En France, le principe même de «sélection» est totalement illégal – nous pourrions même écrire antirépublicain. «La loi stipule que la sélection d’un bachelier pour l’accès aux premiers cycles universitaires est prohibée», s’indigne d’ailleurs l’Unef, pour qui cette pratique résulte du «manque de moyens» des établissements. Qu’on le sache: seize universités prévoient d’être en déficit à la fin de l’année. Résultat? Les président(e)s, fort(e)s de leur autonomie, réduisent drastiquement le nombre d’étudiants, ce qui a pour conséquence directe – et hélas, logique – de pousser les élèves dans les bras du privé, dont les « parts de marché » (horreur) ne cessent de progresser… Écrire que les universités françaises traversent donc une crise profonde relève bien sûr de l’euphémisme. La situation, rapportée aux anciens sermons du « principe de réalité » des années sarkozystes, est désormais si grave et si préoccupante que tous les acteurs, des étudiants aux jeunes enseignants chercheurs, en passant par de nombreux mandarins, ne cessent de tirer le signal d’alarme en réclamant des «mesures d’urgence». Et que fait le gouvernement depuis plus d’un an? Rien ou pas grand-chose en vérité…
Chacun le sait, les universités, qui accueillent une bonne partie des élèves de l’enseignement supérieur, ne parviennent à en diplômer qu’un pourcentage assez restreint, alors que la qualité des diplômes ne cesse d’être décriée sur l’autel du sacro-saint «marché de l’emploi». Souvenons-nous. L’autonomie pleine et entière des universités, selon cette doxa, devait tout régler. Qu’en est-il aujourd’hui? Improvisation, incompétence, dogmatisme, malfaçons et insuffisance financière sont les maîtres mots de cette autonomie! Les déboires budgétaires s’accumulent, tandis que les sous-dotations, voire les sous-équipements aggravent les conditions d’enseignement. Et pendant ce temps-là, nos prosélytes de l’élitisme se félicitent de la réussite des grandes écoles et de l’enseignement supérieur court – réservés pour la plupart à une classe sociale unique, sélectionnée comme il se doit et pas trop regardante sur le carnet de chèques…
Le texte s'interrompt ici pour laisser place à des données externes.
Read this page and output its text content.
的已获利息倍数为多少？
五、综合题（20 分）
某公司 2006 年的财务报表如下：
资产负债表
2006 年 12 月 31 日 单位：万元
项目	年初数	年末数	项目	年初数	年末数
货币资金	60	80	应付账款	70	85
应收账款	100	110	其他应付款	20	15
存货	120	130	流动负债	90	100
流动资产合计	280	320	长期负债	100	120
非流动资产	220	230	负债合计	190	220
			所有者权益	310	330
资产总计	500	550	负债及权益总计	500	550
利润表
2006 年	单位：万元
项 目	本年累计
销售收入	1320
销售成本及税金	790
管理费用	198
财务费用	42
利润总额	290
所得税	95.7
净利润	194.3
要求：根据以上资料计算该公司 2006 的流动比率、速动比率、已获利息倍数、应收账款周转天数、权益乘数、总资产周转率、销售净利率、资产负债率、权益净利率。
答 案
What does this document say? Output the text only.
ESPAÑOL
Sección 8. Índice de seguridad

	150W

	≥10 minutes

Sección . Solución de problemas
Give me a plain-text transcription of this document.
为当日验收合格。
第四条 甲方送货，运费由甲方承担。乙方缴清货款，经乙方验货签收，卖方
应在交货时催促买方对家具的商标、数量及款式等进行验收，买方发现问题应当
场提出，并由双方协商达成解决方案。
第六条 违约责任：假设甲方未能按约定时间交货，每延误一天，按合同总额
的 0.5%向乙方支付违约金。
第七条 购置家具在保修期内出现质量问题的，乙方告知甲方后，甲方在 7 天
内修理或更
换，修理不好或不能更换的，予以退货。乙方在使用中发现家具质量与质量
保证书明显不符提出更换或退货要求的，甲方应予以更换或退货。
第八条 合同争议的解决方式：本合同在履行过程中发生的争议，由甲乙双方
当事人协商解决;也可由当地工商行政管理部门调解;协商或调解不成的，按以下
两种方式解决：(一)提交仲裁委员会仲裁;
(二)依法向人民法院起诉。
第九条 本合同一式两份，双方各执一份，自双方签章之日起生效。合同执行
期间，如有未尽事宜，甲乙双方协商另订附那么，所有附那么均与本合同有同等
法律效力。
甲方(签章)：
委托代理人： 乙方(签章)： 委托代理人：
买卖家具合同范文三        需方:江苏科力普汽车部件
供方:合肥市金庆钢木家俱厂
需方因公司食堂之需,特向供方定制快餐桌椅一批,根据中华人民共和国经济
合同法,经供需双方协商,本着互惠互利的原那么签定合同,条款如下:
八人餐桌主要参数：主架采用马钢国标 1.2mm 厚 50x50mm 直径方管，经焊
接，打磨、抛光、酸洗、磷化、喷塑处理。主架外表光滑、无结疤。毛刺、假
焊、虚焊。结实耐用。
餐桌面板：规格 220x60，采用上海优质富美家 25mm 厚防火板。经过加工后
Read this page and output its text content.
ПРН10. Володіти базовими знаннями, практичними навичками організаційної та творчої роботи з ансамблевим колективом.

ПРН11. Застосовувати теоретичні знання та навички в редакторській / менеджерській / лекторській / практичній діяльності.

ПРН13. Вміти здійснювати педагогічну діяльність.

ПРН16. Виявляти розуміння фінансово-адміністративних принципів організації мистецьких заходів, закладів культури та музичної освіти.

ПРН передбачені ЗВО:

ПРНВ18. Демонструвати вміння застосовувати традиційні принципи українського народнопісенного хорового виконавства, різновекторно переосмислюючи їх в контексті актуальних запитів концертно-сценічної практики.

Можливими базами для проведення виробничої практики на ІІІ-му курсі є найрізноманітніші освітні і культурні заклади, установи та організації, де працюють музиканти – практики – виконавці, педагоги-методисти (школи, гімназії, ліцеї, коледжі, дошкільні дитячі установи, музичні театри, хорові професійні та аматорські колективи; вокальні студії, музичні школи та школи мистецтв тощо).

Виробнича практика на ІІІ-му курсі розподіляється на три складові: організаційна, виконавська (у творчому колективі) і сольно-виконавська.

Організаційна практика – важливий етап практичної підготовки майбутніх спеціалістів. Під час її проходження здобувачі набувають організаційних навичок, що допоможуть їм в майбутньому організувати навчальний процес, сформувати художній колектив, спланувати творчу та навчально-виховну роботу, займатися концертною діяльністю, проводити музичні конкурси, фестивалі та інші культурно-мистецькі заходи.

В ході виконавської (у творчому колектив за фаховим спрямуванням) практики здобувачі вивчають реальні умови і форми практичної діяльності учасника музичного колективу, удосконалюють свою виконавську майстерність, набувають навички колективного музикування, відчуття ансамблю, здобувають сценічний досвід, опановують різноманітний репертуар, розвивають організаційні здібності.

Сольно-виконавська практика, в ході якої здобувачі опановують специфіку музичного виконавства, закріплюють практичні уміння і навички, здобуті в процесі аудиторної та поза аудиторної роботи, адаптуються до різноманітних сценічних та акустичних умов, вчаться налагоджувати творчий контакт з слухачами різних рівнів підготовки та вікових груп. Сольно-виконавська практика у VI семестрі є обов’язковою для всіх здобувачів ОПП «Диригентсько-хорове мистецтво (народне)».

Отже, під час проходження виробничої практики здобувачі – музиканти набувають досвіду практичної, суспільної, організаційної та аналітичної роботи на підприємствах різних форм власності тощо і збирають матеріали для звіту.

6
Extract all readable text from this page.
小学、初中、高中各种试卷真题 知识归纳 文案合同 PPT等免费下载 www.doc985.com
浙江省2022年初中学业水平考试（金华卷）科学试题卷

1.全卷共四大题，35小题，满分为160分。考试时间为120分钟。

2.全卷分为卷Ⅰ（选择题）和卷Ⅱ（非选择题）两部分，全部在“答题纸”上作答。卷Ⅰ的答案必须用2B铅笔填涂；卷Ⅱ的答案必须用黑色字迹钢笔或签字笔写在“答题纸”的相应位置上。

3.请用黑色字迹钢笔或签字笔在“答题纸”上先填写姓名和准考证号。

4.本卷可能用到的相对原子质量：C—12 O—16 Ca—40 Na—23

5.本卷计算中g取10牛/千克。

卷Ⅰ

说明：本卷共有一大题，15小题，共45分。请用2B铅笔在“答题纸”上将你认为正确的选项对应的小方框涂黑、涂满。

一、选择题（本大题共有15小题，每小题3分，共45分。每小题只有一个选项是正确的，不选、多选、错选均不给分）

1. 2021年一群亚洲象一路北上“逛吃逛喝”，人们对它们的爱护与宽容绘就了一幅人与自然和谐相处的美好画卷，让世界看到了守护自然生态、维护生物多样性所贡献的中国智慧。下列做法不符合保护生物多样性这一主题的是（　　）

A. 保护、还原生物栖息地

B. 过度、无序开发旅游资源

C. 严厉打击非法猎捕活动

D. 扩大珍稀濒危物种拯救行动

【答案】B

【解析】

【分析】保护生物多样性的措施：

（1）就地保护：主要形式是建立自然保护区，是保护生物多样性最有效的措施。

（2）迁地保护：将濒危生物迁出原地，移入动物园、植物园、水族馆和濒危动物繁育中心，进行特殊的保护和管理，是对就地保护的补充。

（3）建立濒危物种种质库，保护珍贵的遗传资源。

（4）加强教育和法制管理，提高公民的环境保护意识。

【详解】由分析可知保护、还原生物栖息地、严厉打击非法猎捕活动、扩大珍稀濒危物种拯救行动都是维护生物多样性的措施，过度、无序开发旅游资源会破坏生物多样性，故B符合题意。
Ces dérives préoccupantes ne relèvent évidemment pas que de la crise de l’institution universitaire plongée dans la société globalisée. Elle témoigne, à l’évidence, d’une volonté sournoise de mise en concurrence des individus, des établissements et même des régions, avec pour objectif une distinction des contenus des formations et des savoirs, selon les territoires et les publics visés. Notre université, si essentielle pour la formation des futurs citoyens hautement qualifiés, était jadis une institution enviée dans le monde. Elle est aujourd’hui tellement malade que la République elle-même en souffre. Retrouver l’esprit et les moyens d’un vrai service public d’éducation est une urgence absolue. Demandez à nos jeunes qui viennent de passer le bac ce qu’ils en pensent?